2/19—I’m super grateful, again and again, that I have a job where more days than not, I wake up excited to go to work. Well, actually I wake up feeling like a truck hit me and I need about 2 more hours of sleep, but once I’ve had my coffee, I’m excited to be at work. I am often reminded of how blessed I am to have work that is fulfilling and challenging, with people that I love, in a supportive environment.

Well, that was fun. The week wasn't as bad as I thought it was going to be. I guess I have a lot to be thankful for. Thanks, Hilary.

Thursday, February 9, 2012

The sun'll come out...

Today I was reminded how little it takes to ruin someone's day. But we're not going to talk about that. Because A) It's my blog and ranting about it will only make me madder, and B) I was also reminded how little it takes to brighten someone's day. Whether it's commiserating about the trials of dating, funny jokes about dead pets (sounds morbid, but you had to be there, man, I was crying I was laughing so hard), awesome cards/packages in the mail, or a friend who backs you up no matter what.

You never know how someone's day is going or what's on their mind, but you can choose how you interact with them.

Today, I'm grateful that I am surrounded mostly by people who choose to brighten. And for cookies.

Wednesday, February 1, 2012

Residency 2.7: Community Office Month

I spent the last month at a community pediatrics office, an experience meant to expose us to the scope of practice and lifestyle of your average outpatient general pediatrician. You would think that since the goal of residency is to train a general pediatrician that we would have more experiences like this. I wish we did. The patient population served by the office I was at was way different (read: more educated and possessing health insurance) than that served by Children's Mercy in general. And the questions are way different. Not so much, "Can you help me buy a crib?" and "I missed my bus, how do I get home?" and more of the "I'm a little worried she didn't learn all of her colors before her second birthday, how far behind is she?"
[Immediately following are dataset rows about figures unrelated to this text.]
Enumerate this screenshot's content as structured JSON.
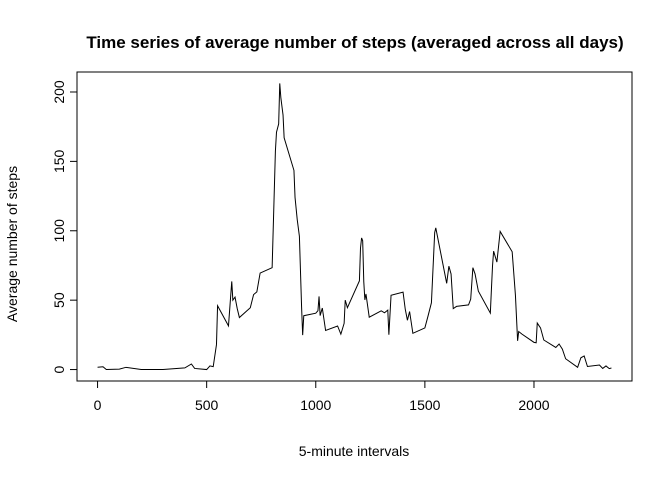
{
  "chart_data": {
    "type": "line",
    "title": "Time series of average number of steps (averaged across all days)",
    "x_label": "5-minute intervals",
    "y_label": "Average number of steps",
    "color": "#000000",
    "x": [
      0,
      25,
      40,
      100,
      130,
      200,
      300,
      400,
      430,
      445,
      500,
      515,
      530,
      545,
      550,
      600,
      615,
      620,
      630,
      640,
      650,
      700,
      715,
      730,
      745,
      800,
      815,
      820,
      830,
      835,
      840,
      850,
      855,
      900,
      905,
      915,
      925,
      935,
      940,
      945,
      1000,
      1010,
      1015,
      1020,
      1030,
      1045,
      1100,
      1115,
      1130,
      1135,
      1145,
      1200,
      1205,
      1210,
      1215,
      1220,
      1225,
      1230,
      1245,
      1300,
      1315,
      1330,
      1335,
      1345,
      1400,
      1410,
      1420,
      1430,
      1445,
      1500,
      1515,
      1530,
      1545,
      1550,
      1600,
      1610,
      1620,
      1630,
      1645,
      1700,
      1710,
      1720,
      1730,
      1745,
      1800,
      1805,
      1810,
      1815,
      1830,
      1845,
      1900,
      1915,
      1925,
      1930,
      1945,
      2000,
      2010,
      2015,
      2030,
      2045,
      2100,
      2115,
      2130,
      2145,
      2200,
      2215,
      2230,
      2245,
      2300,
      2315,
      2330,
      2345,
      2355
    ],
    "values": [
      1.7,
      2,
      0,
      0.3,
      1.6,
      0,
      0,
      1.2,
      4,
      0.8,
      0,
      2.6,
      2.1,
      18,
      46,
      31.5,
      63.5,
      50,
      52.2,
      44,
      37.5,
      44.5,
      54,
      56,
      69.5,
      73.4,
      157.5,
      171,
      177,
      206.2,
      195.9,
      183.4,
      167,
      143.5,
      124,
      108.1,
      96,
      45.2,
      24.8,
      38.8,
      40.6,
      42.4,
      52.7,
      38.9,
      44.3,
      28.2,
      31.4,
      25.5,
      33.3,
      50,
      44.6,
      63.9,
      87.6,
      94.8,
      92.8,
      63.4,
      50.2,
      54.5,
      37.7,
      42.3,
      40.9,
      42.8,
      25.1,
      53.5,
      55.8,
      43.6,
      35.5,
      41.8,
      26.1,
      30,
      38.9,
      48.1,
      98.7,
      102.1,
      62.1,
      74.5,
      68.9,
      43.9,
      45.5,
      46.6,
      50.7,
      73.4,
      68.9,
      56.5,
      40.7,
      58,
      74.7,
      85.3,
      77.4,
      99.5,
      84.9,
      53.5,
      20.7,
      27.4,
      25.5,
      19.6,
      19.3,
      33.5,
      30,
      21.3,
      15.9,
      18.4,
      14.7,
      7.8,
      1.6,
      8.5,
      9.8,
      2.2,
      3.3,
      0.8,
      2.6,
      0.7,
      1.1
    ],
    "xlim": [
      -94.2,
      2449.2
    ],
    "ylim": [
      -8.25,
      214.4
    ],
    "xticks": [
      0,
      500,
      1000,
      1500,
      2000
    ],
    "yticks": [
      0,
      50,
      100,
      150,
      200
    ]
  }
}
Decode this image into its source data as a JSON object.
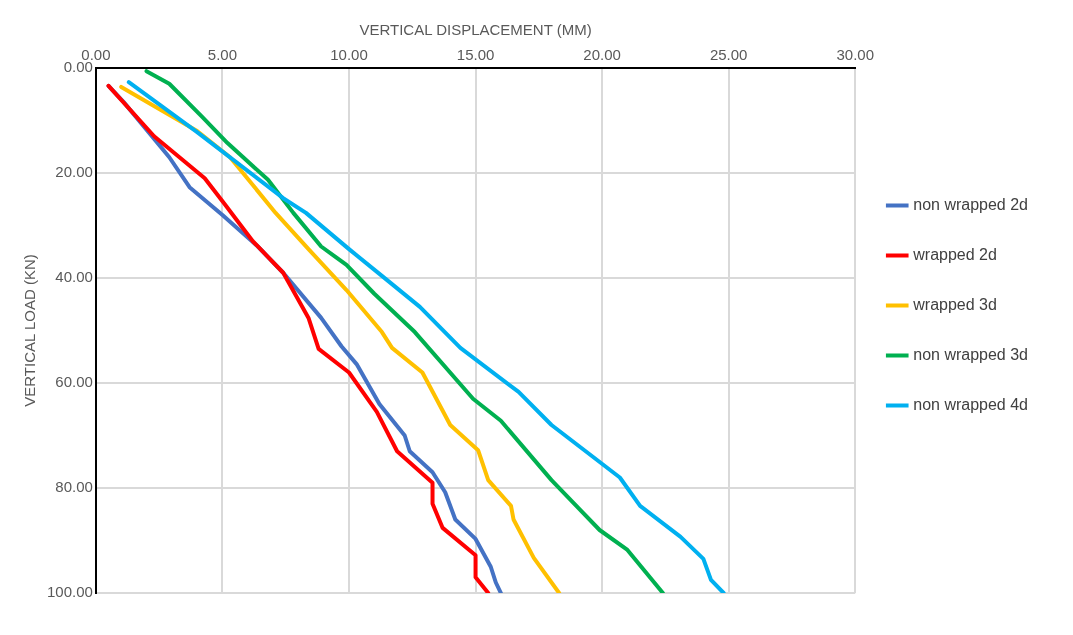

Okay, that's stereotyping a bit. In truth though, it was a great window into what I envision my career likely being--seeing kids from the time they're born until they off to college, knowing their siblings names and their parents' jobs, and being able to recommend normal over-the-counter stuff without having to worry that they can't afford it. Being able to spend some of the visit having tickle fights because you saw them last month and know you already went over how to treat a cold. But also being able to see a 4 week old with bronchiolitis and be able to see him the next day, that continuity of care that just isn't possible when you're off to something new every month. I know I'm in a learning phase, and I have a long way to go, but I'm excited to get to the next step too. Cause I'm pretty good at tickle fights.